Ryder: They are a great investment partner. The structure they have is immense. They never push but we can tap into it when we need to. It’s relevant because they are in the leisure world which is not a million miles away from us. And in terms of credibility as a partner it is huge.

Just Food: And more recently you appointed Andy Bell, founder of Manchester investment group AJ Bell as chairman. What does he bring to the party?

Ryder: He’s someone who can bring good stability to our board. He’s well-respected and an all-rounder.

Ryder: We are just looking at options. I would be very pressed to say we are leaning in any particular way.

Just Food: Obviously, given the market size numbers you have quoted, sports nutrition is a hot category at the moment. But, presumably, you have faced the same supply chain inflation pressures as mainstream food companies and have had to look at taking action on pricing?

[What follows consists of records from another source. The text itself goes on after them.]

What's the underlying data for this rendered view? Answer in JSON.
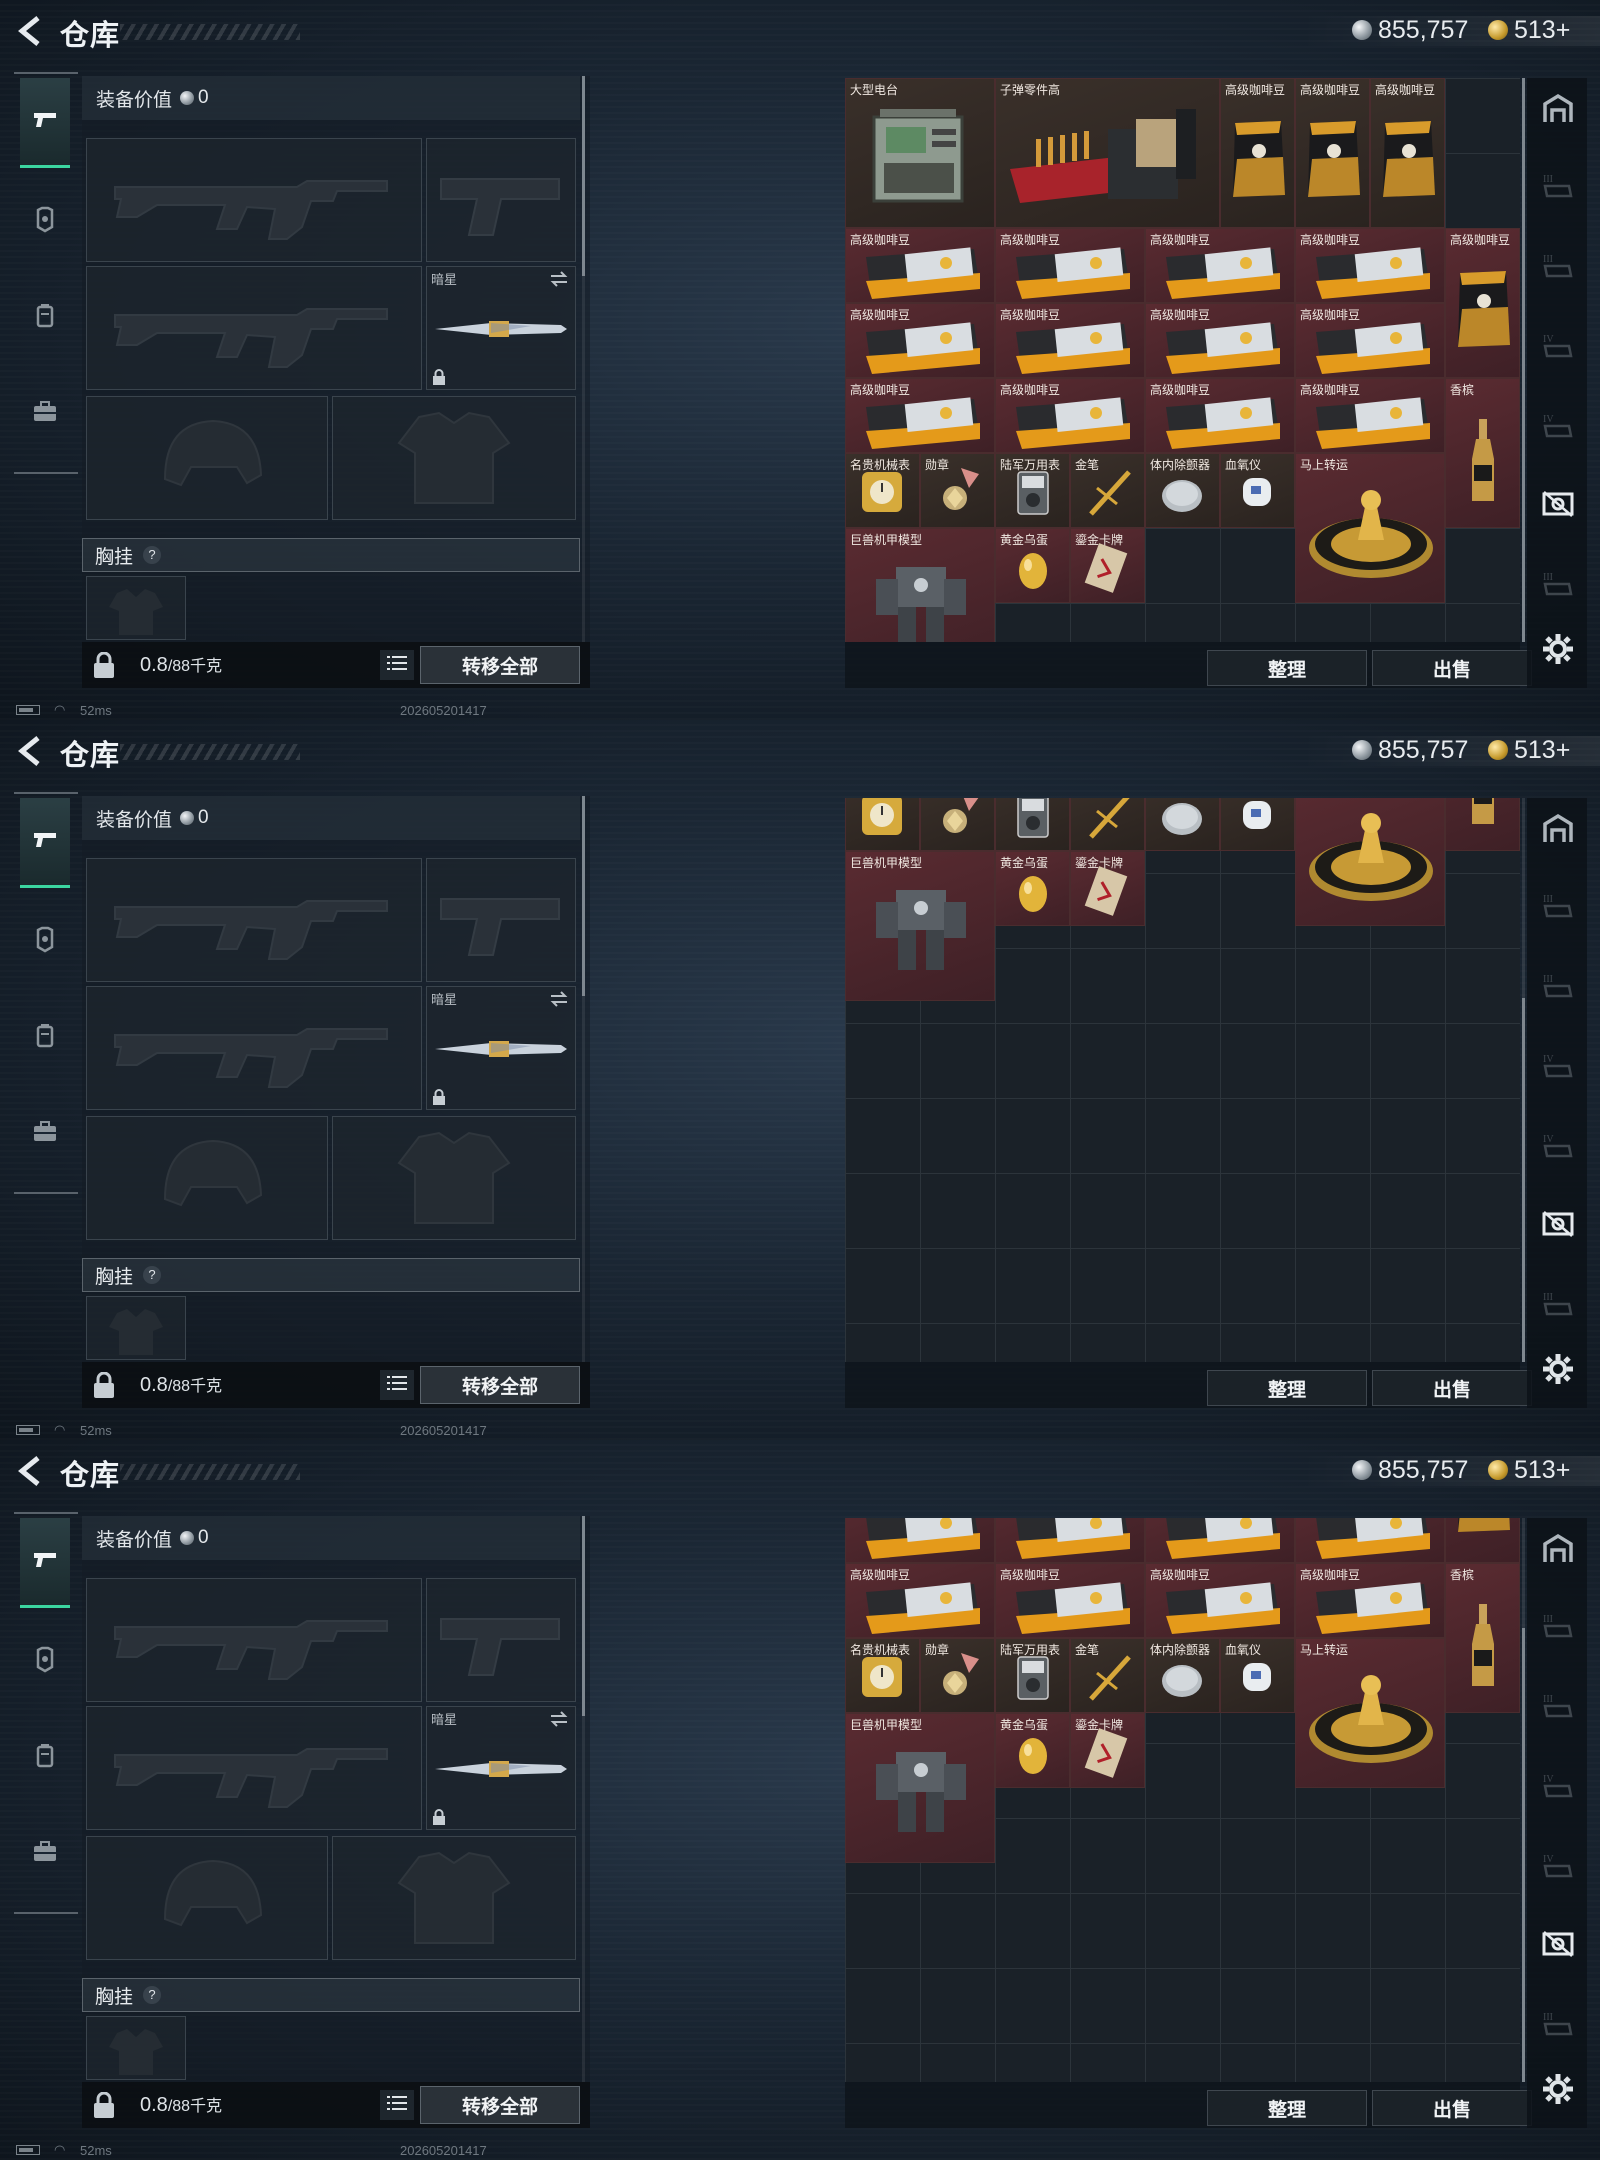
{
  "header": {
    "title": "仓库",
    "silver": "855,757",
    "gold": "513+"
  },
  "equipment": {
    "value_label": "装备价值",
    "value": "0",
    "secondary_weapon_name": "暗星",
    "chest_label": "胸挂",
    "chest_hint": "?",
    "weight": "0.8",
    "weight_max": "/88千克",
    "transfer_all": "转移全部"
  },
  "inventory": {
    "sort_label": "整理",
    "sell_label": "出售"
  },
  "items": {
    "radio": "大型电台",
    "ammo_parts": "子弹零件高",
    "coffee": "高级咖啡豆",
    "champagne": "香槟",
    "watch": "名贵机械表",
    "medal": "勋章",
    "army_watch": "陆军万用表",
    "gold_pen": "金笔",
    "detector": "体内除颤器",
    "oximeter": "血氧仪",
    "fortune_wheel": "马上转运",
    "mech_model": "巨兽机甲模型",
    "golden_egg": "黄金乌蛋",
    "gold_card": "鎏金卡牌"
  },
  "status": {
    "ping": "52ms",
    "stamp": "202605201417"
  },
  "colors": {
    "accent": "#3bd6a0",
    "item_red": "#5a2b31",
    "item_brown": "#3a302a"
  }
}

Ryder: Some ingredients have been volatile. The protein isolate price reached a new high before coming down. But we have managed to navigate our way through. Consumer habits change but they never stop buying sports nutrition.

Just Food: Where do you see future growth coming from, moving into adjacent categories or expanding in plant-based protein perhaps?

Ryder: Categories and new product development is key for us. It’s where we see growth. We see us playing in all areas. We offer everything. Plant-based and vegan products over the last 12 months have been in decline. It’s scaling backwards but there is a market for it.

JF: And opportunities in white-label given the growth of supermarket own-brand sports nutrition products?

Ryder: We offer a little bit. We turn a lot down but we are in discussions. When we can see a meaningful relationship, we engage.